Guide de survie en milieu chrétien

100_5273_smallEt donc on a eu comme qui dirait un petit incident climatique – en témoigne la photo ci-contre. Non, nous ne sommes pas en haute montagne, juste devant le Mac Do du coin, que vous pouvez entrapercevoir derrière mon épaule droite (l’eskimo, c’est moi). C’est pas qu’on soit des fans de Mac Do mais on s’est dit, si on prend l’enseigne, ça se verra que c’est réalisé sans trucage – pas en haute montagne, mais sur le parking du supermarché à côté de chez nous.

On a eu un petit incident climatique, donc, mais de façon surprenante, après presque cinq ans passés aux États-Unis, un tremblement de terre, trois ouragans, une tornade, un nombre incalculable de tempêtes tropicales et un certain nombre de tempêtes de neige et de grandes gelées (c’est l’avantage de vivre à la limite entre le Sud et le Nord, question climat vous avez un peu de tout), bref, après tout ça, je ne suis plus en mode panique, je suis en mode pratique. En cinq ans, j’ai appris à m’organiser.

Alors comment se préparer en cas d’incident climatique incontrôlé ? Bien sûr, cela diffère un peu selon la saison, mais enfin, la « To do list » (liste des choses à faire) reste à peu près la même dans tous les cas. Je vous confie mes trucs de bonne femme version « pionnière d’Amérique » :

  • Parce que c’est la Virginie et que le réseau électrique est ce qu’il est – pourri  – la première chose bien sûr c’est d’avoir des lampes de poche à portée de main et des piles. La veille, vous rechargez téléphones portables, PC et mp3 (ils font radio d’urgence) et vous faites tourner vos lessives. Sortez de l’argent liquide (Les distributeurs automatiques – ATM – tombent eux aussi en panne de courant…)
  • Comme vous ne pouvez pas sortir de chez vous pendant trois jours, vérifiez le niveau de PQ, kleenex, sacs poubelles, votre trousse de premier soins et vos médicaments.
  • La légende veut que lorsque vous faites vos courses, vous devez faire des stocks de lait, d’œufs et de pain. Ce qui est un peu débile car évidemment vous aurez besoin des mêmes choses que d’habitude. Ce n’est pas la tempête qui va vous empêcher de cuisiner (Bon vous aurez peut-être un  peu la flemme) et ce n’est pas comme si vous alliez devoir attendre les secours pendant deux semaines.
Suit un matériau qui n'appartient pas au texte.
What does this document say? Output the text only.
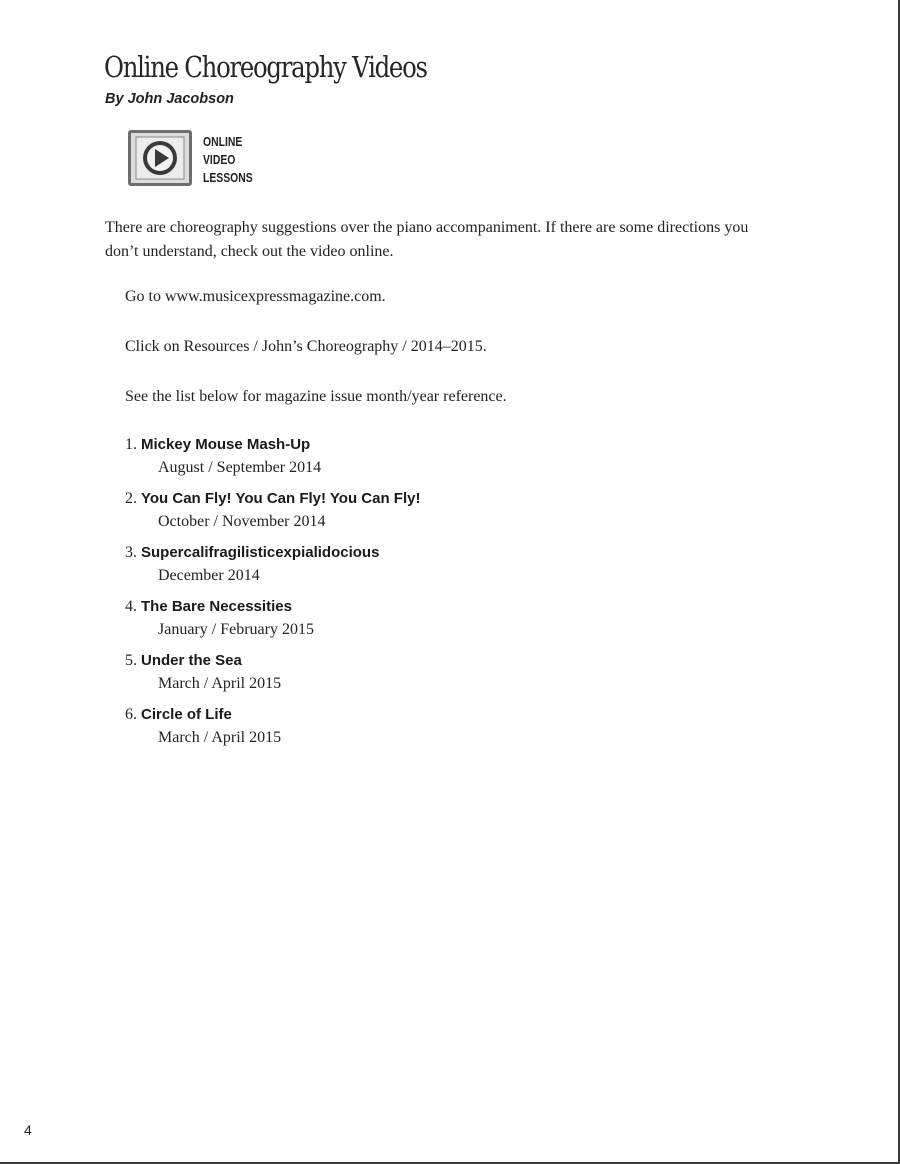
Online Choreography Videos
By John Jacobson
ONLINE
VIDEO
LESSONS

There are choreography suggestions over the piano accompaniment. If there are some directions you don’t understand, check out the video online.

Go to www.musicexpressmagazine.com.

Click on Resources / John’s Choreography / 2014–2015.

See the list below for magazine issue month/year reference.

1. Mickey Mouse Mash-Up
August / September 2014
2. You Can Fly! You Can Fly! You Can Fly!
October / November 2014
3. Supercalifragilisticexpialidocious
December 2014
4. The Bare Necessities
January / February 2015
5. Under the Sea
March / April 2015
6. Circle of Life
March / April 2015
4
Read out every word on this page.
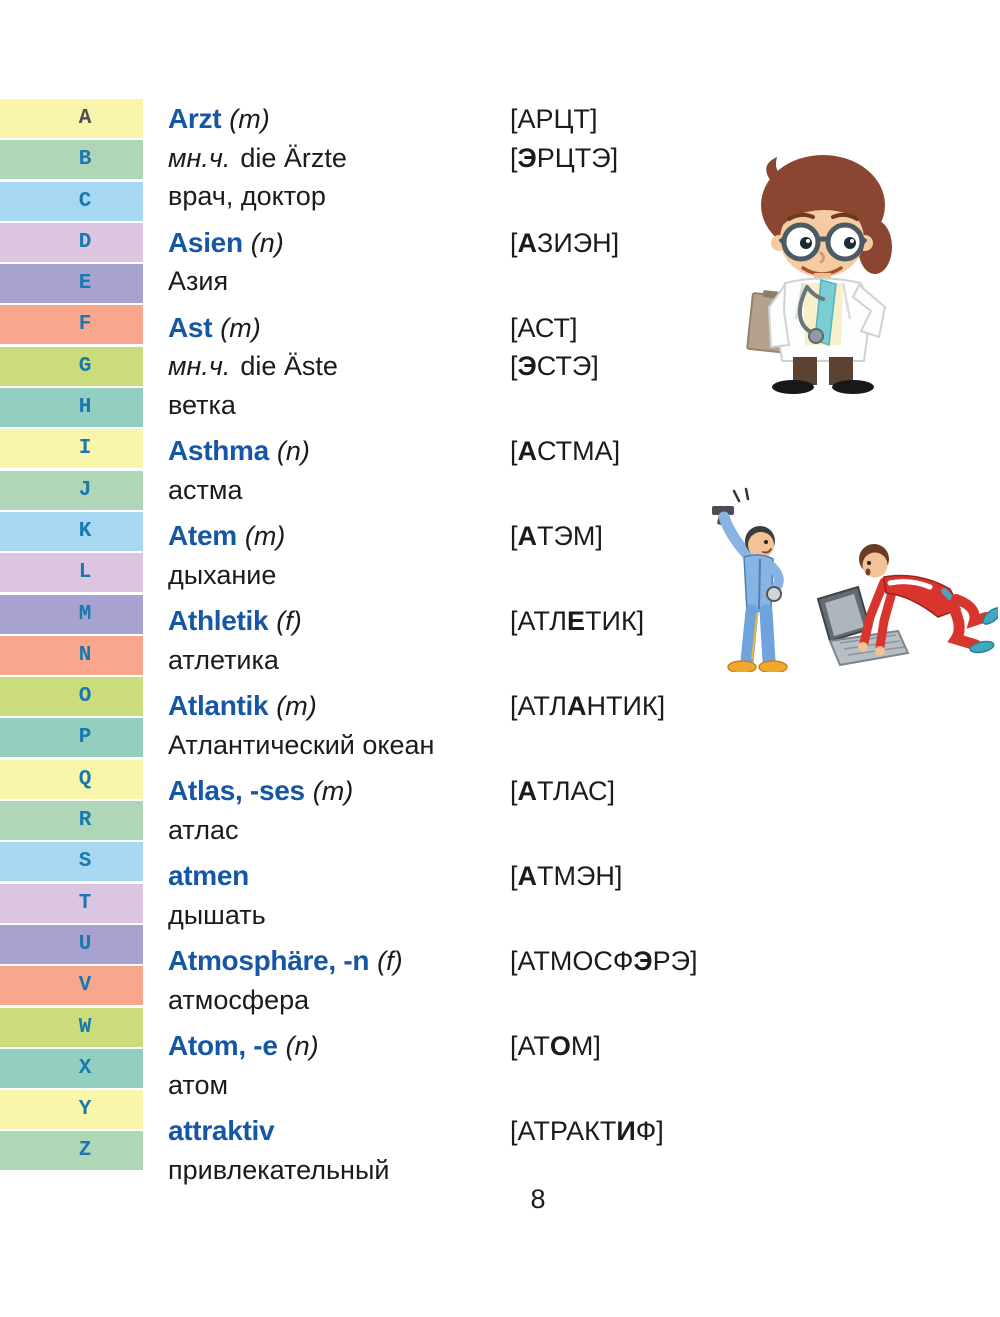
A
B
C
D
E
F
G
H
I
J
K
L
M
N
O
P
Q
R
S
T
U
V
W
X
Y
Z
Arzt (m)
мн.ч. die Ärzte
врач, доктор
[АРЦТ]
[ЭРЦТЭ]
Asien (n)
Азия
[АЗИЭН]
Ast (m)
мн.ч. die Äste
ветка
[АСТ]
[ЭСТЭ]
Asthma (n)
астма
[АСТМА]
Atem (m)
дыхание
[АТЭМ]
Athletik (f)
атлетика
[АТЛЕТИК]
Atlantik (m)
Атлантический океан
[АТЛАНТИК]
Atlas, -ses (m)
атлас
[АТЛАС]
atmen
дышать
[АТМЭН]
Atmosphäre, -n (f)
атмосфера
[АТМОСФЭРЭ]
Atom, -e (n)
атом
[АТОМ]
attraktiv
привлекательный
[АТРАКТИФ]
8
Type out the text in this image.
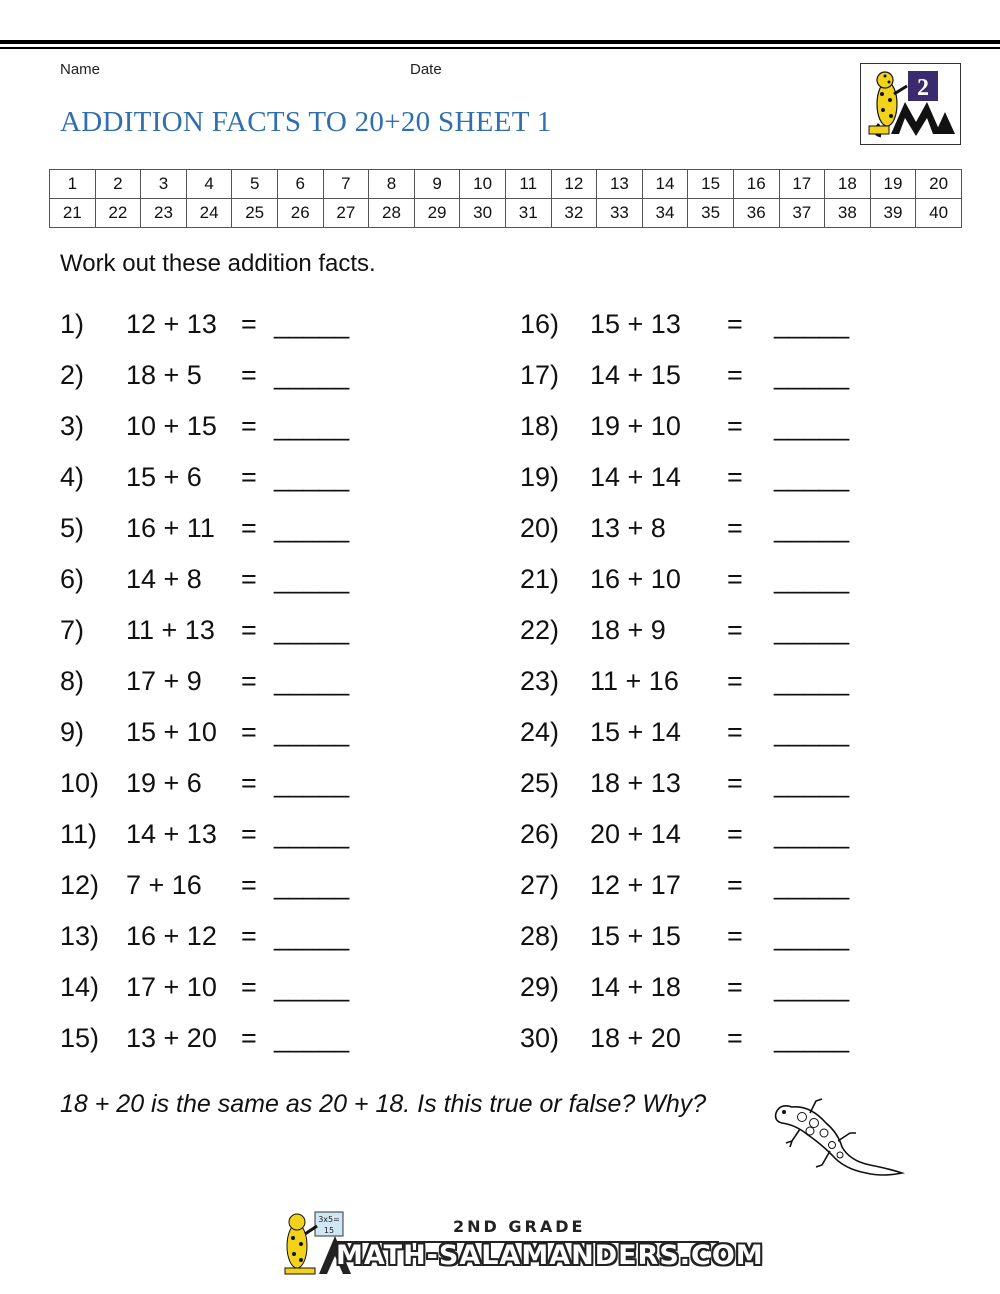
Name	Date
ADDITION FACTS TO 20+20 SHEET 1
2
1	2	3	4	5	6	7	8	9	10	11	12	13	14	15	16	17	18	19	20
21	22	23	24	25	26	27	28	29	30	31	32	33	34	35	36	37	38	39	40
Work out these addition facts.
1) 12 + 13 = _____
2) 18 + 5 = _____
3) 10 + 15 = _____
4) 15 + 6 = _____
5) 16 + 11 = _____
6) 14 + 8 = _____
7) 11 + 13 = _____
8) 17 + 9 = _____
9) 15 + 10 = _____
10) 19 + 6 = _____
11) 14 + 13 = _____
12) 7 + 16 = _____
13) 16 + 12 = _____
14) 17 + 10 = _____
15) 13 + 20 = _____
16) 15 + 13 = _____
17) 14 + 15 = _____
18) 19 + 10 = _____
19) 14 + 14 = _____
20) 13 + 8 = _____
21) 16 + 10 = _____
22) 18 + 9 = _____
23) 11 + 16 = _____
24) 15 + 14 = _____
25) 18 + 13 = _____
26) 20 + 14 = _____
27) 12 + 17 = _____
28) 15 + 15 = _____
29) 14 + 18 = _____
30) 18 + 20 = _____
18 + 20 is the same as 20 + 18. Is this true or false? Why?
3x5=
15	2ND GRADE
MATH-SALAMANDERS.COM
Mais enfin, les mythes ont la vie dure et comme je m’apprêtais à faire les courses (36 heures avant ledit événement, ce qui était déjà trop tard) je me suis retrouvée avec un pain de mie de mauvaise qualité à la place de mon multi-grain et j’ai dû aller déballer les oeufs au fond  d’un carton. Mais enfin, je l’ai fait de bon cœur. Que voulez-vous, la pression sociale « pain/lait/œufs » est tellement énorme qu’il faut bien s’y coller. Par exemple, je ne bois jamais de lait, mais je me suis quand même sentie obligée d’en acheter (au cas où). Vérification faite avec ma collègue Barbara, elle ne boit jamais de lait non plus mais elle en a quand même acheté (au cas où). La vérité, c’est qu’il vous faut des trucs de base bien sûr, mais enfin ce qu’il vous faut c’est vos trucs de base : Vin rouge, chocolat aux noisettes et salade fraîche (Je n’ai pas touché au lait, au final).
  • Faites le plein d’essence. Ça ne sert à rien puisque vous allez rester chez vous, mais comme tout le monde s’affole et fait le plein d’essence, si vous ne faites pas vous aussi le plein d’essence, vous n’aurez plus d’essence. Ou vous culpabiliserez. De toutes façons, ça coûte $25 de faire le plein alors ça n’a pas d’importance.
  • Remplissez la baignoire d’eau si c’est un ouragan (risque de coupure d’eau) si c’est de la neige, achetez une pelle et du sel au « Home Depot » le Casto américain.
  • Imprimez la liste des numéros d’urgence.
  • Faites une prière à Jésus au cas où vous auriez oublié quelque chose.

Et donc comme vous le voyez, je suis au point. Tellement au point, et au final tellement occupée deux à trois jours avant l’événement que j’en oublie presque de stresser. Ou plutôt : je stresse, mais je n’angoisse pas – ce qui est une amélioration extrêmement notable de ma condition, vous en conviendrez. D’ailleurs, je me demande un peu si ce n’est pas le but de tout ces préparatifs au final : ça nous rassure car ça nous donne l’impression de maîtriser quelque chose – alors que bien sûr nous ne maîtrisons absolument rien. Une bonne métaphore pour la vie, vous me direz et je ne vous dirais pas le contraire non plus mais de façon surprenante aujourd’hui, je me sens très peu d’humeur à philosopher. Je me propose, au contraire, de rester avec vous dans le domaine du pratique et à répondre à la question qui vous brûle tous les lèvres : Que faire si l’incident climatique se déroule un dimanche et que vous ne pouvez pas sortir de chez vous pour assister à votre Eucharistie hebdomadaire ?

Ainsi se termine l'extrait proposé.